If community number one lives according to a series of boundaries between us and them, right and wrong, community number two is defined by its lack of clear boundaries. If Orthodox Jews anchor community number one, community two is anchored by the more than one-fifth of American Jews who define themselves as Jewish by culture but not religion. These cultural Jews intermarry at a rate of almost 80 percent. Only one in seven say that all or most of their friends are Jewish. 

If the Jews in community number two don’t live tribally, they don’t think tribally either. According to Pew, they reject the idea that God gave the land of Israel to the Jews. They don’t think the current Israeli government wants peace. And they overwhelmingly support a Palestinian state.

In other words, they don’t equate Israel with morality and its adversaries with immorality. Whereas community number one is Manichean, community number two is relativistic. It doesn’t see Israel, or Jews, as having any special claim on morality or truth.

If the religious Jews of community number one have much in common with conservative Christians, the secular Jews of community number two have much in common with secular gentiles. In fact, surveys show that in their political and moral views, non-Orthodox Jews share more with atheists than with any American denomination.  

If community number one is an integral part of the conservative Republican coalition, community number two is an integral part of the liberal Democratic one. Secular Jews help define the values of blue state America: tolerance, diversity, irony, empathy. Just think of blue state America’s patron saint: Jon Stewart.

Secular Jewish identity is so interwoven into liberal American identity, in fact, that liberal American Jews often see them as one and the same. As the sociologist Chaim Waxman has observed, “Increasing numbers of young American Jews assume that liberal American values are actually Jewish values.” Especially since the Iraq War, diplomacy has been a core element of those liberal values. And since 2008, no American politician has articulated them more effectively than U.S. President Barack Obama. Which helps explain why community number two, overwhelmingly, supports Obama’s nuclear deal with Iran.

For all the current talk of intra-Jewish healing, the rift between America’s two Jewish communities will likely grow.
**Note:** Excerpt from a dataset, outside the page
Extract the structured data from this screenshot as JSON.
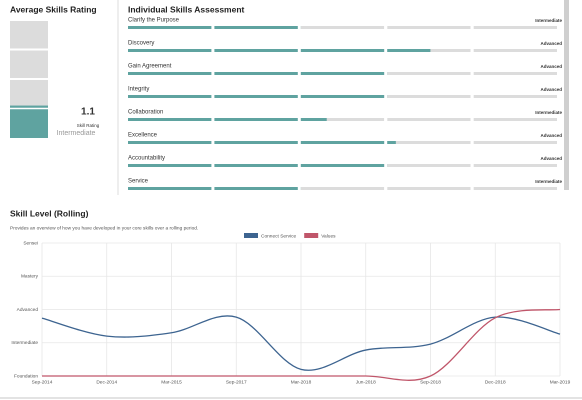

One big reason is generational. Some American Jews have a foot in both camps, but they’re disproportionately older. It’s among the older generation that one more often finds Jews who are secular but intensely tribal (Ed Koch was a good example), and thus live like the members of community number two but view Israel like the members of community number one. It’s also more common to find older religious Jews who are nonetheless politically liberal (Jack Lew is a good example) because they came of age before the Orthodox community moved en masse into the GOP.

Among the young, the divide is sharper. Younger religious Jews are more cloistered than their parents and grandparents. (When Jack Lew and Joe Lieberman were growing up, many Orthodox Jews still attended public school). Younger secular Jews are more assimilated and less tribal than their parents and grandparents.

In the past, I’ve speculated about ways to bridge this divide. But doing so will be hard because Iran is not the cause of the current American Jewish disunity. It’s a symptom. Since the 1960s, American Christians have been waging a bitter culture war. And American Jews are now prominent combatants, on opposing sides.